85% More From The Private Sector About Critical Infrastructure
I was reading a paper by my colleague Nick Catrantzos yesterday when I came across this sentence:
“…infrastructure defense is assumed to fall primarily into the hands of the private sector, which operates 85% of critical infrastructure.”
I ranted a year ago about the 85% number in a post that appeared on this blog.
The Number simply won’t die. It lives beyond truth or lie. Its reality is independent of time and space.
So I wrote back to Nick summarizing what I believe is the problem with The Number.
Nick — who loves the English language as a gardener treasures orchids — once presented me with a knit picker. So he is aware of my tendency to occasionally pole vault over mouse turds.
Nick also has spent time in the same Circus and has been known to pick a nit or two, so he responded back with some evidence about the 85% number. I pushed back. He returned fire. As did I.

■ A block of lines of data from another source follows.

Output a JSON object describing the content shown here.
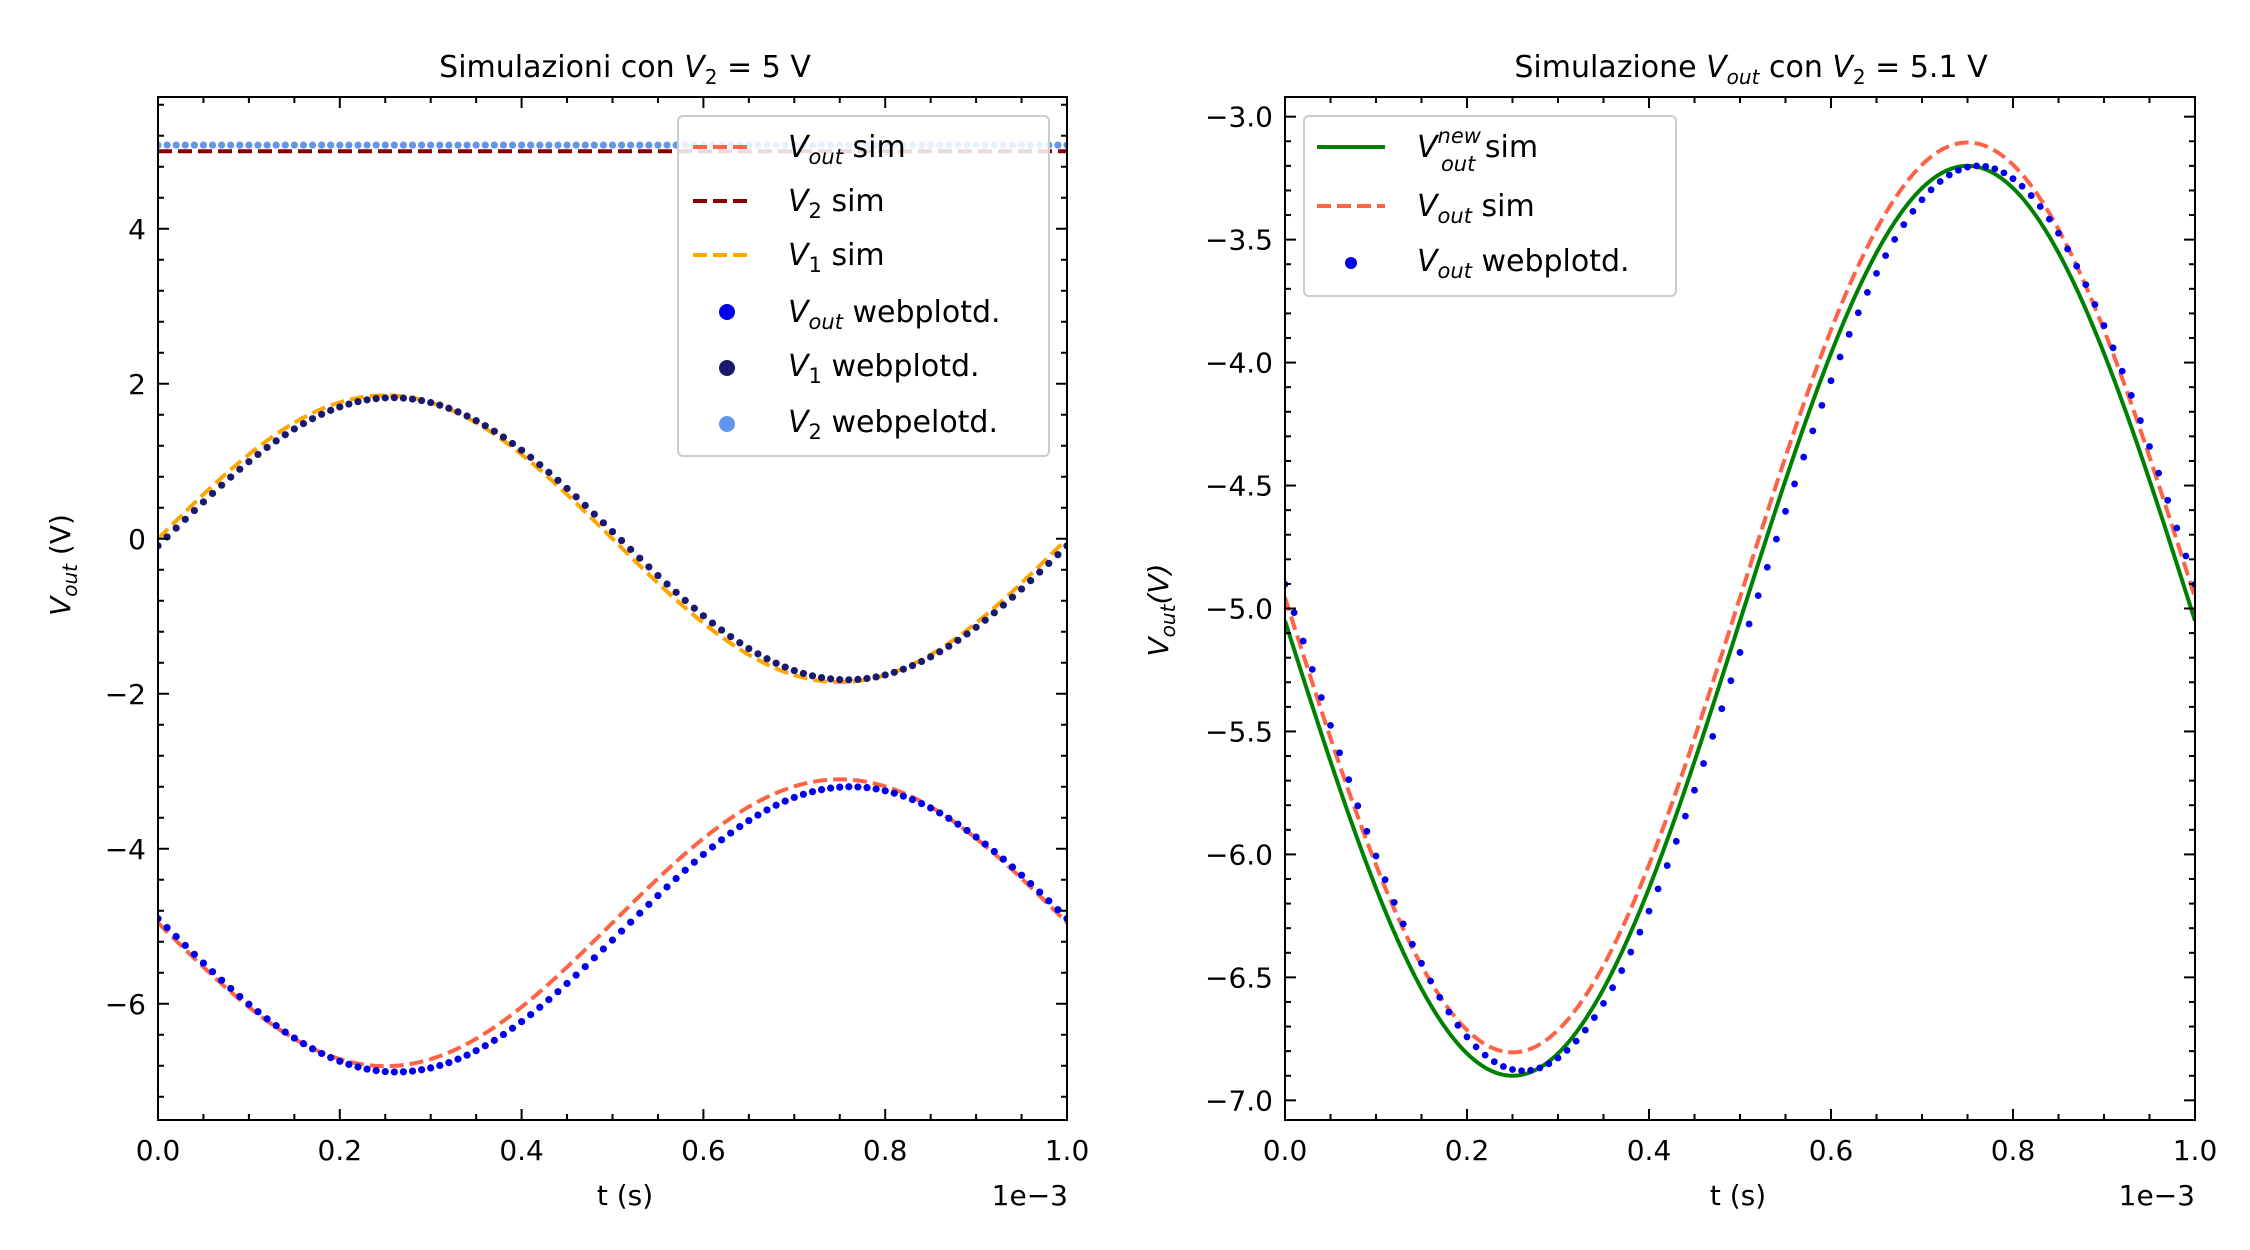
{
  "chart_data": [
    {
      "type": "line",
      "title": "Simulazioni con V₂ = 5 V",
      "xlabel": "t (s)",
      "ylabel": "V_out (V)",
      "x_offset_label": "1e−3",
      "xlim": [
        0.0,
        0.001
      ],
      "ylim": [
        -7.5,
        5.7
      ],
      "x_ticks": [
        0.0,
        0.0002,
        0.0004,
        0.0006,
        0.0008,
        0.001
      ],
      "x_tick_labels": [
        "0.0",
        "0.2",
        "0.4",
        "0.6",
        "0.8",
        "1.0"
      ],
      "y_ticks": [
        -6,
        -4,
        -2,
        0,
        2,
        4
      ],
      "y_tick_labels": [
        "−6",
        "−4",
        "−2",
        "0",
        "2",
        "4"
      ],
      "legend_position": "top-right",
      "series": [
        {
          "name": "V_out sim",
          "style": "dashed",
          "color": "#ff6347",
          "model": {
            "kind": "sine",
            "offset": -4.955,
            "amplitude": 1.85,
            "phase_sign": -1
          }
        },
        {
          "name": "V₂ sim",
          "style": "dashed",
          "color": "#8b0000",
          "model": {
            "kind": "const",
            "value": 5.0
          }
        },
        {
          "name": "V₁ sim",
          "style": "dashed",
          "color": "#ffa500",
          "model": {
            "kind": "sine",
            "offset": 0.0,
            "amplitude": 1.85,
            "phase_sign": 1
          }
        },
        {
          "name": "V_out webplotd.",
          "style": "dots",
          "color": "#0000ee",
          "model": {
            "kind": "sine",
            "offset": -5.04,
            "amplitude": 1.84,
            "phase_sign": -1,
            "lag": 1.2e-05
          }
        },
        {
          "name": "V₁ webplotd.",
          "style": "dots",
          "color": "#191970",
          "model": {
            "kind": "sine",
            "offset": 0.0,
            "amplitude": 1.82,
            "phase_sign": 1,
            "lag": 8e-06
          }
        },
        {
          "name": "V₂ webpelotd.",
          "style": "dots",
          "color": "#6495ed",
          "model": {
            "kind": "const",
            "value": 5.08
          }
        }
      ]
    },
    {
      "type": "line",
      "title": "Simulazione V_out con V₂ = 5.1 V",
      "xlabel": "t (s)",
      "ylabel": "V_out(V)",
      "x_offset_label": "1e−3",
      "xlim": [
        0.0,
        0.001
      ],
      "ylim": [
        -7.08,
        -2.92
      ],
      "x_ticks": [
        0.0,
        0.0002,
        0.0004,
        0.0006,
        0.0008,
        0.001
      ],
      "x_tick_labels": [
        "0.0",
        "0.2",
        "0.4",
        "0.6",
        "0.8",
        "1.0"
      ],
      "y_ticks": [
        -7.0,
        -6.5,
        -6.0,
        -5.5,
        -5.0,
        -4.5,
        -4.0,
        -3.5,
        -3.0
      ],
      "y_tick_labels": [
        "−7.0",
        "−6.5",
        "−6.0",
        "−5.5",
        "−5.0",
        "−4.5",
        "−4.0",
        "−3.5",
        "−3.0"
      ],
      "legend_position": "top-left",
      "series": [
        {
          "name": "V_out^new sim",
          "style": "solid",
          "color": "#008000",
          "model": {
            "kind": "sine",
            "offset": -5.05,
            "amplitude": 1.85,
            "phase_sign": -1
          }
        },
        {
          "name": "V_out sim",
          "style": "dashed",
          "color": "#ff6347",
          "model": {
            "kind": "sine",
            "offset": -4.955,
            "amplitude": 1.85,
            "phase_sign": -1
          }
        },
        {
          "name": "V_out webplotd.",
          "style": "dots",
          "color": "#0000ee",
          "model": {
            "kind": "sine",
            "offset": -5.04,
            "amplitude": 1.84,
            "phase_sign": -1,
            "lag": 1.2e-05
          }
        }
      ]
    }
  ]
}
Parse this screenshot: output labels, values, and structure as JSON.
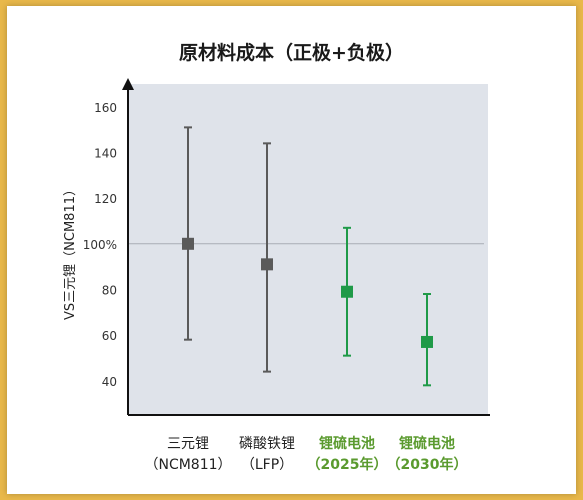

Then he wrote something that shined a light on a bias I did not see I had.
A year ago, I wrote:
…the 85% figure has been used to justify a laissez fair critical infrastructure strategy. Private sector “ownership and control” has been interpreted to mean government frequently has to ask politely before it tries to do anything to improve safety and security.
If the 85% figure is wrong — or at least unsupported by any empirical basis — maybe the policies derived from that belief are also wrong.
Basically, I thought the 85% number was used to justify the government not pushing the private sector hard enough when it comes to protecting critical infrastructure.
Nick — who is a security manager and former security consultant for public and private organizations — described how this “who owns what” issue looks from the private sector.
My dilemma, perhaps a distant cousin to your own, has been in encountering an obdurate, logic-proof insistence by cops, fire fighters, emergency managers, fusion center staff, and DHS minions to define my employer and all critical infrastructure stewards as private sector entities.
It does not matter how much we demonstrate that we are a public agency and a regional extension of government. As far as these people are concerned, we are private, hence unworthy of sensitive information (even if we were the ones to originate it) and inherently suspect of being profit driven (no matter how many wasteful, feel-good programs we underwrite for some avowed public good). Even being part of the same retirement system and driving vehicles with tax-exempt license plates — two surefire convincers everywhere else — have no impact in shaking the conviction that we are infrastructure stewards, hence private sector mercenaries.
My unproven suspicion is that much of what is at the bottom of this categorization is a sort of tribal urge to satisfy two unstated objectives:
1. Limit the in-group to an established comfort zone and organizationally and traditionally familiar faces.
2. Assure that the existing in-group gains and keeps primacy at the trough of grants and other funding destined for public sector actors who are new both to homeland security and critical infrastructure protection.
If there are points to this fugue that resonate with me as an infrastructure steward, they are these:
A. Critical infrastructure is definitely in both public and private hands. Given the types of infrastructure that exist, it is reasonable and credible to accept that they are mainly privately owned and operated.
B. Whether that percentage figure of 85% is anything more than an approximation or an archly crafted statistic meant to advance an ulterior agenda is mildly interesting to an infrastructure steward. At the end of the day, the hand on the wrench or on the SCADA system comes from the same gene pool, skill set, and population.
C. Even a critical infrastructure operation that is entirely managed by a public agency is going to have some private sector involvement and exposure. Construction comes to mind. We are always building or modifying facilities and upgrading systems. Contrary to popular belief, even the wealthiest of public agencies cannot hire everyone they meet. Contractors and subcontractors are as ubiquitous as they are indispensable.
D. The original point of emphasizing private ownership and operation, to the extent I absorbed one, seemed to be as a means of emphasizing that protecting critical infrastructure is a shared responsibility and one that would be imperiled by ignoring private sector stakeholders. That point still makes sense to me.